A New Name, Debugging, and Some Mind Games
Spring is here, or at least coming along, and the Lens Zoo development tiger team is emerging from its incubator. Since just before Christmas we have been hard at work pulling together the many different pieces needed to make a Lens Zoo work well. This week, the Science Team is helping debug the identification interface that the Dev Team built, and then we’ll be ready to beta test it. It’s looking very cool. Following discussions here and elsewhere, we settled on the project name “Space Warps.” As Thomas J pointed out, with this name we won’t ever have to explain who “Len” is!
While all that is happening, we are also starting to think about how the other parts of the project might work. Once our spotters have identified an initial batch of lens candidates, we will have to figure out what to do with them all (and they will be numerous!). A good first check is to phone a friend: with the Talk system, we’ll be able to assemble collections of lens candidates for everyone to comment on. You can see this happening already, freestyle, in Galaxy Zoo Talk. We’ll be trying to come up with ways of making it easier to browse collections in Talk, and to be able to cast your vote on whether you think each object is a lens, or not.
But hang on: isn’t voting rather subjective? Well, yes and no. A key part of the lens-finding process is modeling, that is, figuring out whether the features we see in the image could actually be due to gravitational lensing. A minimum requirement for a successful lens candidate is that its images be explained by a plausible lens model! Fortunately, some initial lens modeling can be done mentally: this is why much of the site development effort so far has gone into the training material needed to help people understand what gravitational lenses look like, and how the arcs and multiple images are formed. Think about what you are doing when you make a judgement about a lens candidate: you are imagining how that image could have been formed, and to do that, you need a model of a gravitational lens in your head!

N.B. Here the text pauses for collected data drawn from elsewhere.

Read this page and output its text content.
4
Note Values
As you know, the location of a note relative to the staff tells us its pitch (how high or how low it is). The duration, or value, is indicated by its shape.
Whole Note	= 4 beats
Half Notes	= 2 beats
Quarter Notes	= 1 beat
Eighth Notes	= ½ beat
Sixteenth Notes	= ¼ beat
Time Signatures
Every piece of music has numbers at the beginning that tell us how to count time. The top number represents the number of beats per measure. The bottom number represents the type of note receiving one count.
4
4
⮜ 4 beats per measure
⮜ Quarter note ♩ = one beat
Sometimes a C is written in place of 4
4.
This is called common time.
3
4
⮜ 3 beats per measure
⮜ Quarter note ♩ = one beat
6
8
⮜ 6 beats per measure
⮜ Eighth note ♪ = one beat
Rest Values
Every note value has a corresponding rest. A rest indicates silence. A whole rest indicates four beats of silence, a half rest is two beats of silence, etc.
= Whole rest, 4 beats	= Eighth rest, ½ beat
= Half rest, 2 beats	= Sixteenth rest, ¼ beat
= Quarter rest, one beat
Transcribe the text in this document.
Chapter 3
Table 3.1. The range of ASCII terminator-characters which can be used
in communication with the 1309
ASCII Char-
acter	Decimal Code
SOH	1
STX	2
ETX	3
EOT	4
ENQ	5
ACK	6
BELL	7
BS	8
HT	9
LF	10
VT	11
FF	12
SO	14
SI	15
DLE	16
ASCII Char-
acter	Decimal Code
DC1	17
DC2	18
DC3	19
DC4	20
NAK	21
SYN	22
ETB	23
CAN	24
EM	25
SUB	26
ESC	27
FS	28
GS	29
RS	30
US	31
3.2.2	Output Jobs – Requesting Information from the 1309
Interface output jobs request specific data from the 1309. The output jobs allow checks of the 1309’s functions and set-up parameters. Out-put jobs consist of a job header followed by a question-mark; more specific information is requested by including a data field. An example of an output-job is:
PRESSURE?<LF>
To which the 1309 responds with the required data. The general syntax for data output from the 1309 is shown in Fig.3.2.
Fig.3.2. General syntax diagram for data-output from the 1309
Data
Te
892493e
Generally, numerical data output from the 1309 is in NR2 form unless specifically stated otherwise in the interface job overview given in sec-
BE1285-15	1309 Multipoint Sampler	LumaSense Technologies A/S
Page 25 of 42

For the more difficult and ambiguous cases though, we’ll need to actually make some predicted images, using a computer model – so we’re thinking of other ways that we could enable this. Several members of the Science Team have written lens modeling software, we just need to make it possible for all of you to use it! More on this soon.
Great news!
OK, I’ll confess to extreme ignorance, who is “Len”? And why did you think you’d never have to explain who she is?
Ah, I get it! “Lens Zoo” may be mis-read as “Len’s Zoo”, the Zoo “belonging” to Len. Its something which people who think the apostrophe should learn it’s rightful place in a sentence wouldn’t misunderstand … (now, where the ‘wink’ smilie?)